Indications Limitation in ROM.

Hold Relax (HR): It's one of PNF Techniques usually performed in a position of comfort and below an amount that causes pain. Strong isometric contraction from the restricting muscles (antagonists) is resisted, then voluntary relaxation, and passive movement in to the newly gained selection of the agonist pattern.
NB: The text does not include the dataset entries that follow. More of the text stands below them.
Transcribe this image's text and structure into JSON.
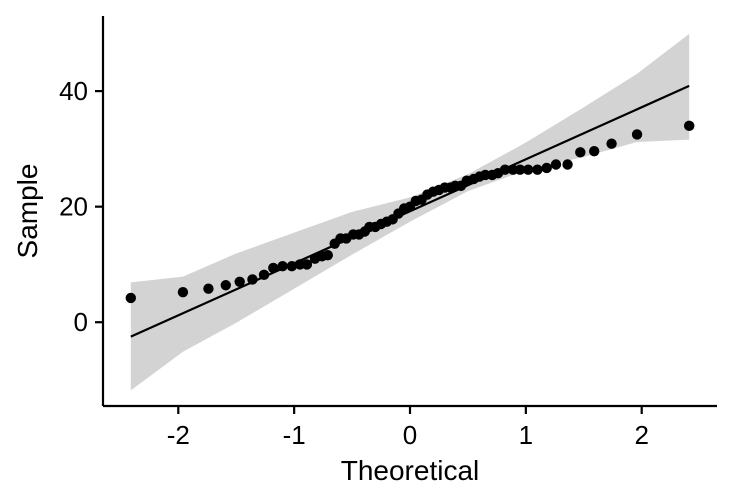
{
  "chart_data": {
    "type": "scatter",
    "subtype": "qq-plot",
    "title": "",
    "xlabel": "Theoretical",
    "ylabel": "Sample",
    "xlim": [
      -2.65,
      2.65
    ],
    "ylim": [
      -14.5,
      53
    ],
    "x_ticks": [
      -2,
      -1,
      0,
      1,
      2
    ],
    "x_tick_labels": [
      "-2",
      "-1",
      "0",
      "1",
      "2"
    ],
    "y_ticks": [
      0,
      20,
      40
    ],
    "y_tick_labels": [
      "0",
      "20",
      "40"
    ],
    "grid": false,
    "legend": "none",
    "colors": {
      "points": "#000000",
      "line": "#000000",
      "band": "#d3d3d3",
      "axis": "#000000"
    },
    "points": {
      "x": [
        -2.41,
        -1.96,
        -1.74,
        -1.59,
        -1.47,
        -1.36,
        -1.26,
        -1.18,
        -1.1,
        -1.02,
        -0.95,
        -0.89,
        -0.82,
        -0.76,
        -0.71,
        -0.65,
        -0.6,
        -0.55,
        -0.49,
        -0.44,
        -0.39,
        -0.35,
        -0.3,
        -0.25,
        -0.2,
        -0.15,
        -0.1,
        -0.05,
        0.0,
        0.05,
        0.1,
        0.15,
        0.2,
        0.25,
        0.3,
        0.35,
        0.39,
        0.44,
        0.49,
        0.55,
        0.6,
        0.65,
        0.71,
        0.76,
        0.82,
        0.89,
        0.95,
        1.02,
        1.1,
        1.18,
        1.26,
        1.36,
        1.47,
        1.59,
        1.74,
        1.96,
        2.41
      ],
      "y": [
        4.2,
        5.2,
        5.8,
        6.4,
        7.0,
        7.4,
        8.2,
        9.4,
        9.7,
        9.7,
        10.0,
        10.0,
        11.0,
        11.4,
        11.6,
        13.6,
        14.5,
        14.5,
        15.2,
        15.2,
        15.7,
        16.5,
        16.5,
        17.0,
        17.4,
        17.8,
        18.8,
        19.7,
        20.0,
        21.0,
        21.2,
        22.1,
        22.6,
        22.9,
        23.3,
        23.3,
        23.6,
        23.6,
        24.5,
        24.8,
        25.2,
        25.5,
        25.5,
        25.8,
        26.4,
        26.4,
        26.4,
        26.4,
        26.4,
        26.7,
        27.3,
        27.3,
        29.4,
        29.6,
        30.9,
        32.5,
        34.0
      ]
    },
    "reference_line": {
      "x": [
        -2.41,
        2.41
      ],
      "y": [
        -2.5,
        40.9
      ]
    },
    "confidence_band": {
      "x": [
        -2.41,
        -1.96,
        -1.5,
        -1.0,
        -0.5,
        0.0,
        0.5,
        1.0,
        1.5,
        1.96,
        2.41
      ],
      "lower": [
        -11.8,
        -5.1,
        -0.1,
        5.8,
        11.7,
        17.4,
        22.7,
        26.3,
        28.6,
        31.2,
        31.6
      ],
      "upper": [
        6.9,
        7.9,
        11.9,
        15.5,
        19.1,
        21.6,
        25.6,
        31.1,
        37.2,
        43.0,
        49.9
      ]
    }
  }
}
Hold-relax-active-contraction (HRAC): Much like HR except movement in to the newly gained selection of the agonist pattern is active, not passive. Active contraction serves to keep the inhibitory effects through reciprocal inhibitions.
Indications Limitation in PROM with pain.
pnf techniques

Replication (Hold Relax Active Motion, HRA): The individual is positioned in the shortened range/ end position of the movement and is inspired to hold. The isometric contraction is resisted then voluntary relaxation and passive movement in to the lengthened range. The individual is then instructed to move into the end position; stretch and resistance are put on facilitate the isotonic contraction. For every repitition, increasing ROM is desired.
Indications Marked weakness, wherewithal to sustain a contraction within the sustained range.

Resisted Progression (RP): Stretch, approximation and tracking resistance is used manually to facilitate pelvic motion and progression during locomotion; the amount of resistance is light in order to not disrupt the patient's momentum, coordination and velocity. RP may also be applied using rubber band resistance.
Indications Impaired timing and charge of lower trunk/pelvic segments during locomotion, impaired endurance.

Rhythmic Rotation (RRo): Relaxation is achieved with slow, repeated rotation of the limb at a point where limitation is noticed. As muscles relax the limb is slowly and gently moved in to the range. As a new tension is felt, RRo is repeated. The individual can use active movements (voluntary efforts) for RRo or even the therapist can perform RRo passively. Voluntary relaxation whenever possible is important.
Indications Relaxation of excess tension within the muscles (hypertonia) combined with PROM from the range-limiting muscles.